You have my sincere condolences. I lost my mother over the Thanksgiving holiday to liver and kidney failure. I wasn't sad either, I suppose you can describe it as numb. It was a very difficult decision to place her in hospice but the doctor as well as others in the nursing home did everything but say "put her in hospice now" so I did. I had to make all of the arrangements alone, it was a very lonely and cold feeling. I obeyed her wish to be cremated.

Like you I constantly asked myself if I did the right thing. I got the sense that nobody wanted to deal with the whole ordeal so were perfectly fine with me handling things. Even though the hospice lady said "this was the perfect case, she passed away peacefully and the family was just perfect." That comforted me but I still have this lingering feeling of - did I handle things ok? Did I do things right?

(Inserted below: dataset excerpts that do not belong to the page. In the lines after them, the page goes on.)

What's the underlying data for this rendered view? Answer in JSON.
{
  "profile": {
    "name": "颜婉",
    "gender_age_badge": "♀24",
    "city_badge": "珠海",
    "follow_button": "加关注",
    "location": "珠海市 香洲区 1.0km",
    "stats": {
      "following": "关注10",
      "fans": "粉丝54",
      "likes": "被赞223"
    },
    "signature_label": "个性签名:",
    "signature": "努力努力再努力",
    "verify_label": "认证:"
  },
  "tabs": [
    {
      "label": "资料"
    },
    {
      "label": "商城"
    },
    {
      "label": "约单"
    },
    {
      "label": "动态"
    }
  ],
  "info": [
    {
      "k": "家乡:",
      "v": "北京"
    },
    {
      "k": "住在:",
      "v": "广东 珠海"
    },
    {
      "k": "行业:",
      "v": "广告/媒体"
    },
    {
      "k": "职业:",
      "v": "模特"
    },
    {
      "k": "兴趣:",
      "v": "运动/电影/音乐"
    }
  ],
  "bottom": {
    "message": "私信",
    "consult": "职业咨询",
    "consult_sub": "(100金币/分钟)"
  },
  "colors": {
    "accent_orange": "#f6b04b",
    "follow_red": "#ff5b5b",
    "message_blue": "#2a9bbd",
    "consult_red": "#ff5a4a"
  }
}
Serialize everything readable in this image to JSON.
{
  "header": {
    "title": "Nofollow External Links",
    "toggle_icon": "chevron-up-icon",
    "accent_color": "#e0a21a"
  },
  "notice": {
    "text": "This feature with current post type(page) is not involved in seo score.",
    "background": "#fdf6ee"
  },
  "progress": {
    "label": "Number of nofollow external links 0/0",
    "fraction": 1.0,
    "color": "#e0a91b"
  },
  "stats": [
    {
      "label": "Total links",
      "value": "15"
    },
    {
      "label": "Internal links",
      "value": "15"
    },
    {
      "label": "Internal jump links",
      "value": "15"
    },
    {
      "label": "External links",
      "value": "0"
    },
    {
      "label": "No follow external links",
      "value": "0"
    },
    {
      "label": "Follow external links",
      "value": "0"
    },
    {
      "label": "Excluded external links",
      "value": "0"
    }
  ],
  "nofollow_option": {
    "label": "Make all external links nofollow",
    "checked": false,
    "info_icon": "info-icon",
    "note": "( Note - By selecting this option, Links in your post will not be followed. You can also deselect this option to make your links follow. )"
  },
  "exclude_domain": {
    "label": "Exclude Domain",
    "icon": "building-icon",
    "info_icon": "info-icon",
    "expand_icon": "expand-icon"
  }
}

I've since had a couple of bad dreams where I'd hear her voice calling out and wake up but that was about it. So I have mixed feelings about it in that I don't feel too sad while wondering if I did things right. I do feel that over time this will pass. I live by always looking for a bright side even though sometimes you have to hunt for it, but it's there.

This is good that you write about this. It releases some stress about your circumstances and at the same time it helps people. Don't feel too guilty about taking time off. It'll work itself out. But do expect people giving you extra attention about it. And yes, you did the right thing.